[Date Prev][Date Next][Thread Prev][Thread Next][Date Index][Thread Index]

Re: shift_jis / windows-31J





On 2010/11/17 8:12, NARUSE, Yui wrote:
> (2010/11/17 8:00), Bjoern Hoehrmann wrote:
>> * Anne van Kesteren wrote:
>>> It would only break if the content they consumed contained code points
>>> that mapped to invalid characters and they relied on that, though.
>>> And the
>>> content was not relying on being mapped to the superset mapping of
>>> Windows-31J instead, which seems far more likely given the dominance of
>>> the Web and Windows.
>>
>> The prime example problem with shift_jis is the ambiguity of the octet
>> 0x5C which maps to a backslash for some and to the yen sign for others.
>> As far as I am aware, 0x5C is not invalid and this particular problem
>> is not a matter of supersets and subsets, you get 0x5C and you do not
>> know whether you should interpret it as yen sign or backslash.

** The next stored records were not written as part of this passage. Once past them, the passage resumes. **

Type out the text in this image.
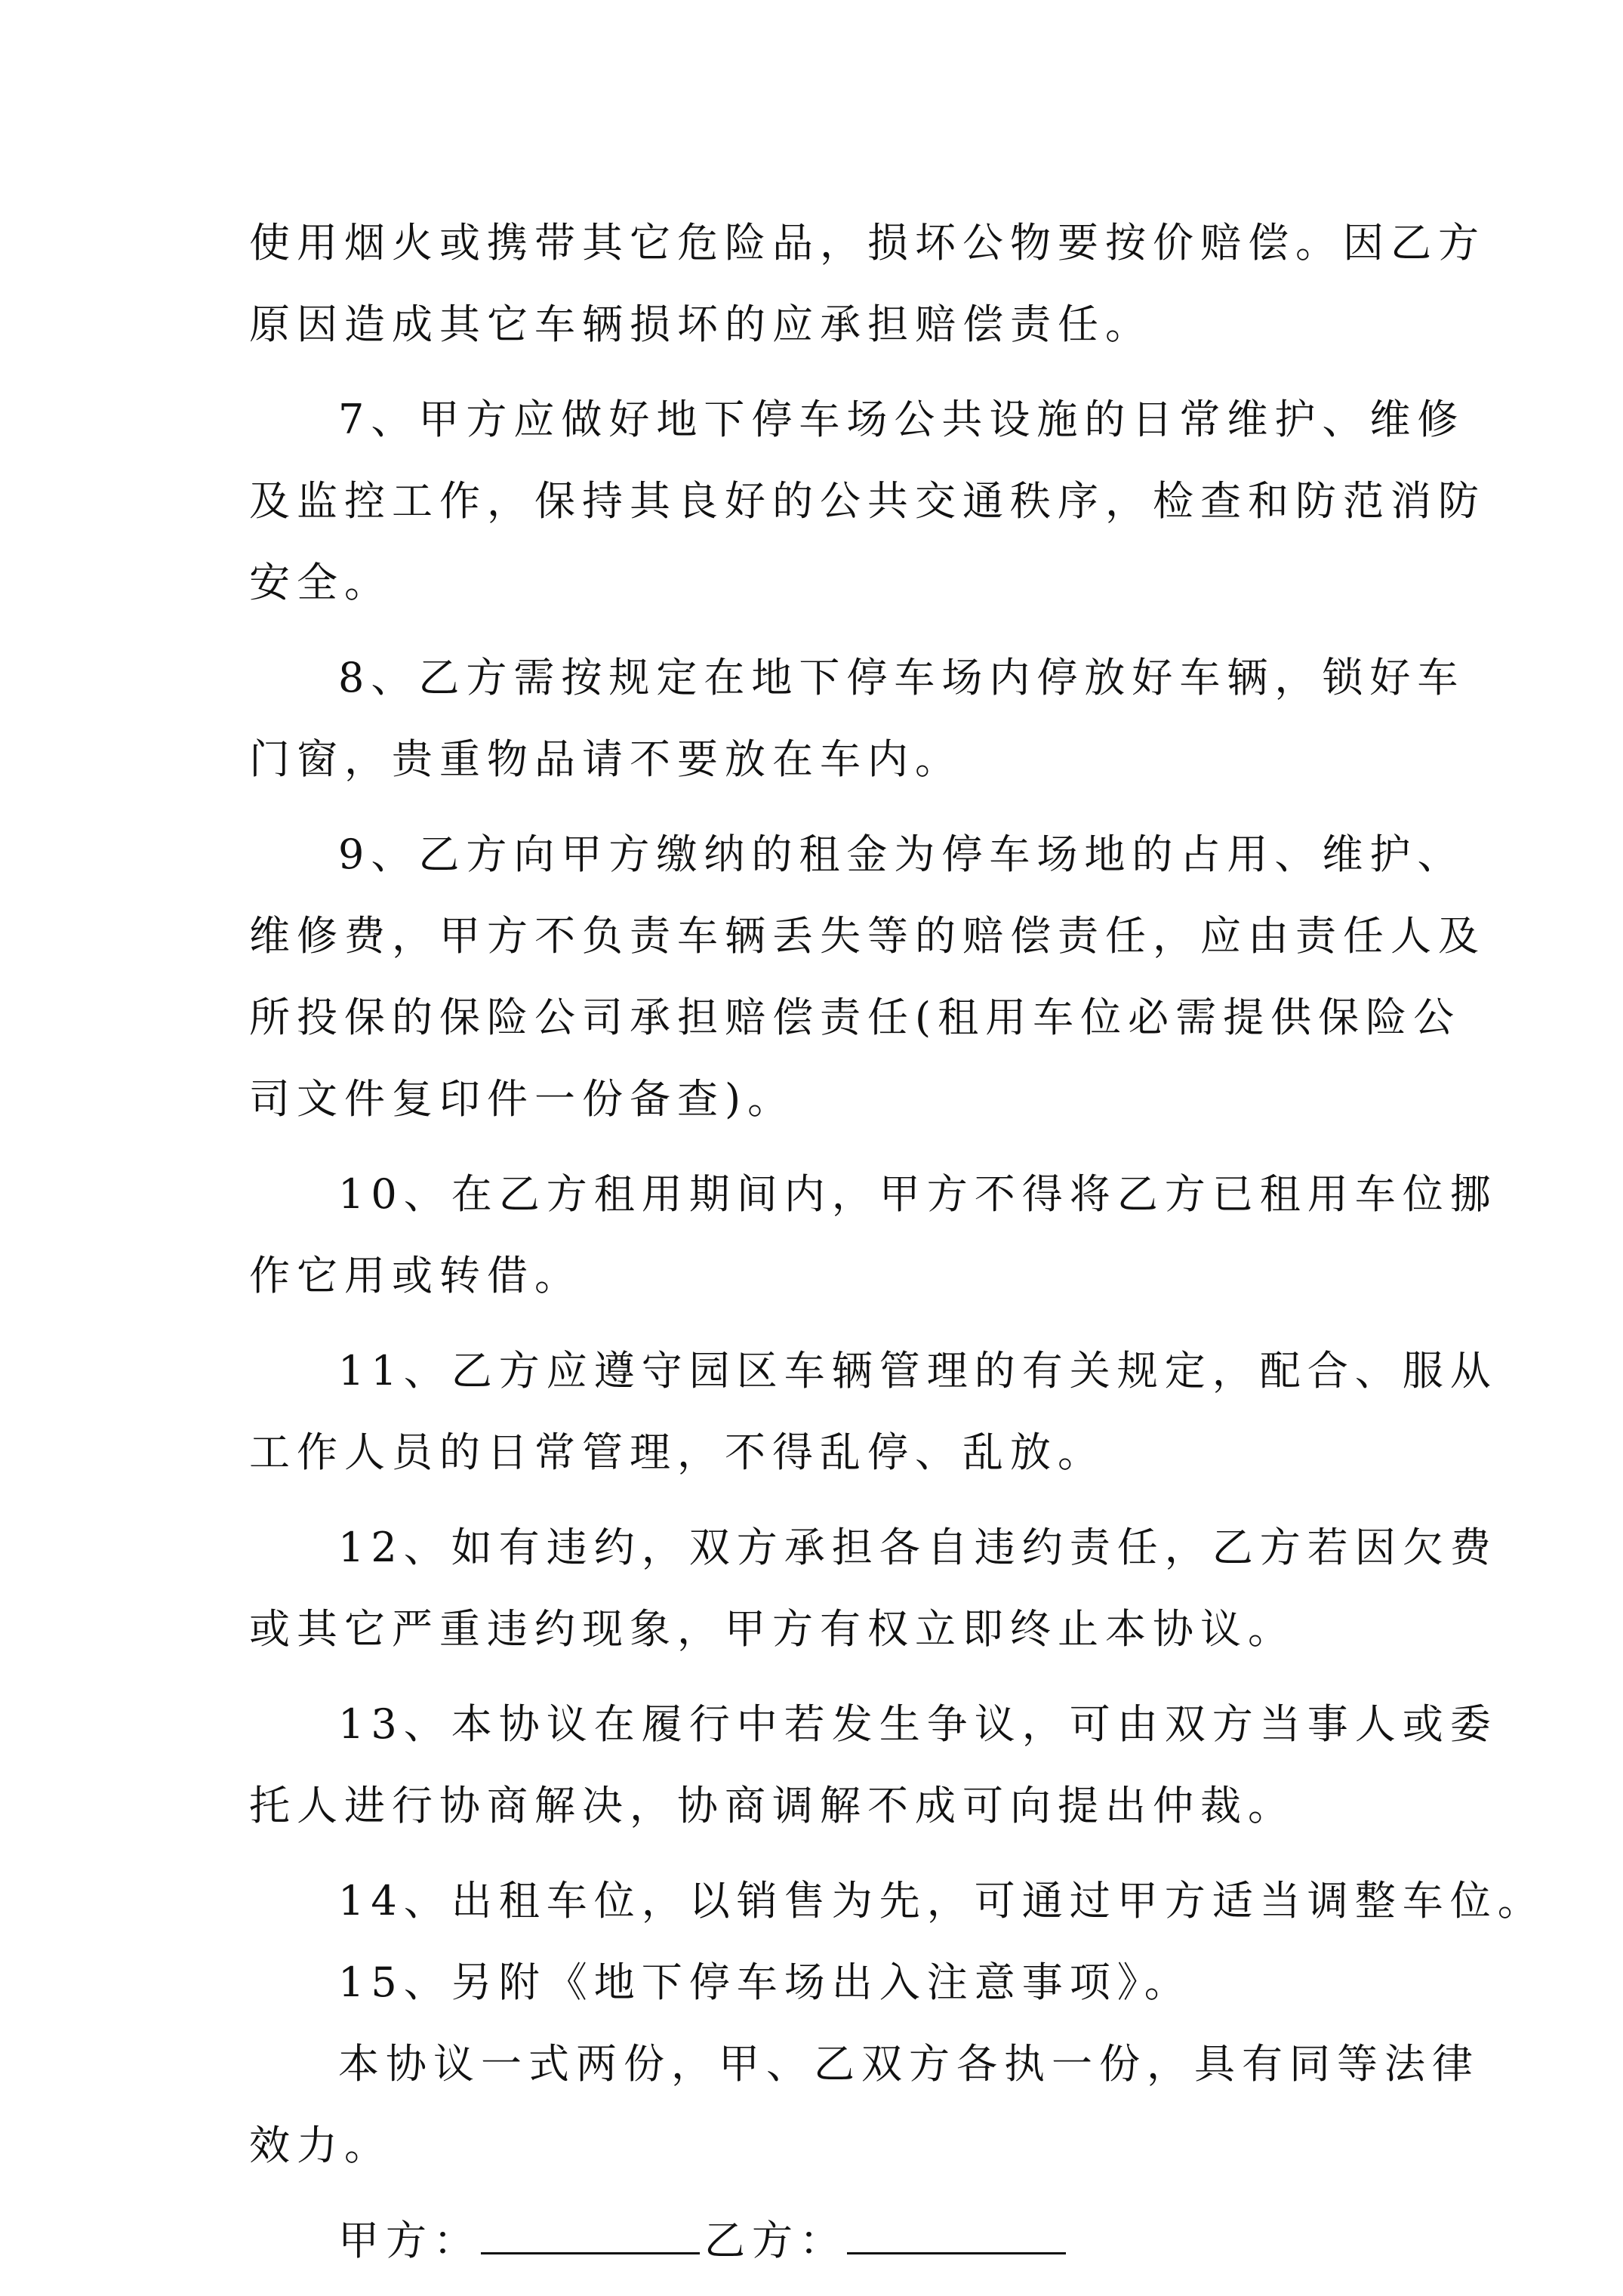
使用烟火或携带其它危险品，损坏公物要按价赔偿。因乙方
原因造成其它车辆损坏的应承担赔偿责任。
7、甲方应做好地下停车场公共设施的日常维护、维修
及监控工作，保持其良好的公共交通秩序，检查和防范消防
安全。
8、乙方需按规定在地下停车场内停放好车辆，锁好车
门窗，贵重物品请不要放在车内。
9、乙方向甲方缴纳的租金为停车场地的占用、维护、
维修费，甲方不负责车辆丢失等的赔偿责任，应由责任人及
所投保的保险公司承担赔偿责任(租用车位必需提供保险公
司文件复印件一份备查)。
10、在乙方租用期间内，甲方不得将乙方已租用车位挪
作它用或转借。
11、乙方应遵守园区车辆管理的有关规定，配合、服从
工作人员的日常管理，不得乱停、乱放。
12、如有违约，双方承担各自违约责任，乙方若因欠费
或其它严重违约现象，甲方有权立即终止本协议。
13、本协议在履行中若发生争议，可由双方当事人或委
托人进行协商解决，协商调解不成可向提出仲裁。
14、出租车位，以销售为先，可通过甲方适当调整车位。
15、另附《地下停车场出入注意事项》。
本协议一式两份，甲、乙双方各执一份，具有同等法律
效力。
甲方：	乙方：
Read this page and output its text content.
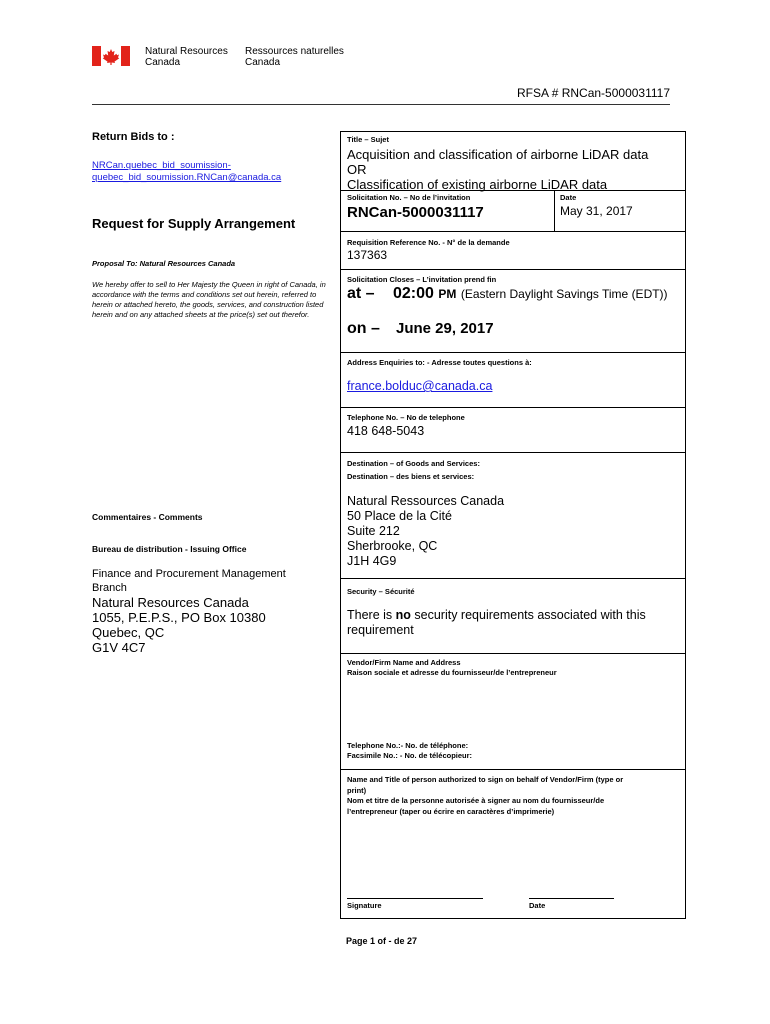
Natural Resources
Canada
Ressources naturelles
Canada
RFSA # RNCan-5000031117
Return Bids to :
NRCan.quebec_bid_soumission-
quebec_bid_soumission.RNCan@canada.ca
Request for Supply Arrangement
Proposal To: Natural Resources Canada
We hereby offer to sell to Her Majesty the Queen in right of Canada, in accordance with the terms and conditions set out herein, referred to herein or attached hereto, the goods, services, and construction listed herein and on any attached sheets at the price(s) set out therefor.
Commentaires - Comments
Bureau de distribution - Issuing Office
Finance and Procurement Management
Branch
Natural Resources Canada
1055, P.E.P.S., PO Box 10380
Quebec, QC
G1V 4C7
Title – Sujet
Acquisition and classification of airborne LiDAR data
OR
Classification of existing airborne LiDAR data
Solicitation No. – No de l’invitation
RNCan-5000031117
Date
May 31, 2017
Requisition Reference No. - N° de la demande
137363
Solicitation Closes – L’invitation prend fin
at – 02:00 PM (Eastern Daylight Savings Time (EDT))
on – June 29, 2017
Address Enquiries to: - Adresse toutes questions à:
france.bolduc@canada.ca
Telephone No. – No de telephone
418 648-5043
Destination – of Goods and Services:
Destination – des biens et services:
Natural Ressources Canada
50 Place de la Cité
Suite 212
Sherbrooke, QC
J1H 4G9
Security – Sécurité
There is no security requirements associated with this
requirement
Vendor/Firm Name and Address
Raison sociale et adresse du fournisseur/de l’entrepreneur
Telephone No.:- No. de téléphone:
Facsimile No.: - No. de télécopieur:
Name and Title of person authorized to sign on behalf of Vendor/Firm (type or
print)
Nom et titre de la personne autorisée à signer au nom du fournisseur/de
l’entrepreneur (taper ou écrire en caractères d’imprimerie)
Signature	Date
Page 1 of - de 27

And it's
>> not going to change, systems built around one interpretation will use
>> that interpretation, systems built around the other interpretation will
>> stick with their interpretation aswell. If you have two web services
>> that exchange data they may be running on Windows and on the Web, but
>> they may not be using the Windows/Browser/whatever interpretation.
>
> In practice, 0x5C in Shift-JIS is U+005C but yen sign glyph.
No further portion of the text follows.